Semi-Supervised Preference Optimization with Limited Feedback

arXiv:2511.00040v12 citationsh-index: 2
Originality Incremental advance
AI Analysis

This work addresses the resource-intensive nature of preference optimization for language model alignment, offering a more data-efficient solution that is incremental but impactful for reducing acquisition costs.

The paper tackles the problem of reducing reliance on large labeled datasets for preference optimization by introducing Semi-Supervised Preference Optimization (SSPO), which uses a small set of labeled data and a large pool of unlabeled data to achieve human alignment with lower costs.
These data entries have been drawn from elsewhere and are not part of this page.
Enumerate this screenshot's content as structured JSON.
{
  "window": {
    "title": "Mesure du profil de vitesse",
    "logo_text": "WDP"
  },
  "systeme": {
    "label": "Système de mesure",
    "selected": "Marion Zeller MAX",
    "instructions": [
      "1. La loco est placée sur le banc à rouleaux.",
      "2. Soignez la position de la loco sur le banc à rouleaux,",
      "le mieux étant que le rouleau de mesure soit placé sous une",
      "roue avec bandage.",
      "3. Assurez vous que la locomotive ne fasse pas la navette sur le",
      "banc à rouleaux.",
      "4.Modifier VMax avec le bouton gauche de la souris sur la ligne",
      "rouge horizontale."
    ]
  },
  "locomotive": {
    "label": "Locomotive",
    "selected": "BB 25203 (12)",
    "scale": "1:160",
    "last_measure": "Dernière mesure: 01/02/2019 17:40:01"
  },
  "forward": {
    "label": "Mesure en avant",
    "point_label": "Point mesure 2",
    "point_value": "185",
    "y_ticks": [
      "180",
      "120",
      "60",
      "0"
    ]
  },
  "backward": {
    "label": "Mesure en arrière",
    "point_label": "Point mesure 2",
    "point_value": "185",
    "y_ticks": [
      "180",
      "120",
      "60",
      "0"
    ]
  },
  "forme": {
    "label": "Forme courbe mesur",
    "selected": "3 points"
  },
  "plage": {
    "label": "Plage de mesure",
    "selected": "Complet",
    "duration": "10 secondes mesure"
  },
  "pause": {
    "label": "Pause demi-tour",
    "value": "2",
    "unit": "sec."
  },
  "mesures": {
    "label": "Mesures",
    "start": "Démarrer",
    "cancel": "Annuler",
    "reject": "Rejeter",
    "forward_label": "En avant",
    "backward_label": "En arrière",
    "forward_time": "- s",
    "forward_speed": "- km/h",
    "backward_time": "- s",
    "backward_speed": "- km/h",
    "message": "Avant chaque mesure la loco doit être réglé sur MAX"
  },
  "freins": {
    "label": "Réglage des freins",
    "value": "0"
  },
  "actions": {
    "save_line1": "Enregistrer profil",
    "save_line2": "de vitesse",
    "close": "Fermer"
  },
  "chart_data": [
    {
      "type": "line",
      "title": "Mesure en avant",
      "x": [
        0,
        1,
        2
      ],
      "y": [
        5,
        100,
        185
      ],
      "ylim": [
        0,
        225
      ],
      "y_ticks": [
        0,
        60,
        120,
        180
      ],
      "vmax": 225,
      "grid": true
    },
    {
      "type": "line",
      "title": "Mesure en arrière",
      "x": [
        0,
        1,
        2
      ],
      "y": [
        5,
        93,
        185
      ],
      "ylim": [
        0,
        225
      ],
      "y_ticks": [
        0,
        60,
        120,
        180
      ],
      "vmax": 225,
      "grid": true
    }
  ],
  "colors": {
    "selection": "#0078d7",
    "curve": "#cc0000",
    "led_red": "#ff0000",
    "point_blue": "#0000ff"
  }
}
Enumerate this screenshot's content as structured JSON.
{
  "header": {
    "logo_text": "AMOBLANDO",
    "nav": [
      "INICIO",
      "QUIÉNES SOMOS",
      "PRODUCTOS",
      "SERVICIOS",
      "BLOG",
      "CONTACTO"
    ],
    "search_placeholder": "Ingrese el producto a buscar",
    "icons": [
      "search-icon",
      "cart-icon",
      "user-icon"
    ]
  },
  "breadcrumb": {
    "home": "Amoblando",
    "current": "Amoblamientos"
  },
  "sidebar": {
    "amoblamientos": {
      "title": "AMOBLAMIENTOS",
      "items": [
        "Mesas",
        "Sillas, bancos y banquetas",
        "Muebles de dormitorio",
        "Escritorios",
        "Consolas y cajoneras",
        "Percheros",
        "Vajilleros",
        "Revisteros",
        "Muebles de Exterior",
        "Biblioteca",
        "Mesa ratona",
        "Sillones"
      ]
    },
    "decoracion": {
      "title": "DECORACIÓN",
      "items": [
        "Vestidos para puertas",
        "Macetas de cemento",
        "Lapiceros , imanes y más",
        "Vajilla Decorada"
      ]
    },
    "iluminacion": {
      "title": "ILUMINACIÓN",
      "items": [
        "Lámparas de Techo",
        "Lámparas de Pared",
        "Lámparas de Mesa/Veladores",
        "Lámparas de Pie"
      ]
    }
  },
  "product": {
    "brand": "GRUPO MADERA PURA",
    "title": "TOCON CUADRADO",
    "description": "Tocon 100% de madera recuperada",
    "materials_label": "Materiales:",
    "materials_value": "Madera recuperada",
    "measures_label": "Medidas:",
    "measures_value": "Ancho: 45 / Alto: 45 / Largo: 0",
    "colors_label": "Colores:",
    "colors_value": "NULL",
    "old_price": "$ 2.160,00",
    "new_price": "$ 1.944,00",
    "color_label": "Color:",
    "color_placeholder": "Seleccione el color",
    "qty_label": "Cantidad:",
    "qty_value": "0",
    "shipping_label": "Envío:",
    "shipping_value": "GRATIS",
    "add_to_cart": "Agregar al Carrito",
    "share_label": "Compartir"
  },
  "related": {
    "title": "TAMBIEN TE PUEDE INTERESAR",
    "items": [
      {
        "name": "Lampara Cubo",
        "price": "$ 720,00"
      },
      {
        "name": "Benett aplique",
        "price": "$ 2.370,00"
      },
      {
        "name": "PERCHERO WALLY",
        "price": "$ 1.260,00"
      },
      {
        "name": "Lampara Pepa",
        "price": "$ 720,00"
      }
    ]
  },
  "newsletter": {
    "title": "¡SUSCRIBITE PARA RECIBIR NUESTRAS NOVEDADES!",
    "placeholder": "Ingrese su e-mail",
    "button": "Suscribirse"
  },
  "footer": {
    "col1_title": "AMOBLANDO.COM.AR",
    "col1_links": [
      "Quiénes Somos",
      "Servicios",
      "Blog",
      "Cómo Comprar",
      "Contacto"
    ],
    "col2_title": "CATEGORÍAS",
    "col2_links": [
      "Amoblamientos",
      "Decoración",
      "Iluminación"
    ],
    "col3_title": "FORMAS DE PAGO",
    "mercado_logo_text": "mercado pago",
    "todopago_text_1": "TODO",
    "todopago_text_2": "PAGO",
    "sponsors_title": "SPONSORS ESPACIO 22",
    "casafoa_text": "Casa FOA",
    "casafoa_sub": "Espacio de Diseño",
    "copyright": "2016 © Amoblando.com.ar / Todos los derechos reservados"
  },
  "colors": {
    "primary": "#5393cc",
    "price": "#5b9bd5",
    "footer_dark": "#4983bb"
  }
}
The result shows that SSPO trained with Llama3-8B-Instruct on 1% of UltraFeedback outperforms baselines trained on 10% of the dataset.

The field of preference optimization has made outstanding contributions to the alignment of language models with human preferences. Despite these advancements, recent methods still rely heavily on substantial paired (labeled) feedback data, leading to substantial resource expenditures. To address these challenges, we study the problem of Semi-Supervised Preference Optimization (SSPO) in which the idea is to learn from both a small number of pairwise preference labels and a large pool of unpaired samples simultaneously. Our key theoretical contribution proves the existence of an optimal reward threshold capable of separating winning and losing responses with high probability, which enables a principled pseudo-labeling of unpaired data. By leveraging these pseudo-labels, SSPO effectively distills latent preferences from large-scale unpaired data, thus maintaining human alignment while drastically reducing acquisition costs. Extensive experiments across datasets validate this remarkable data efficiency; for instance, SSPO trained with Llama3-8B-Instruct on just 1% of UltraFeedback consistently surpasses strong baselines trained on 10% of UltraFeedback.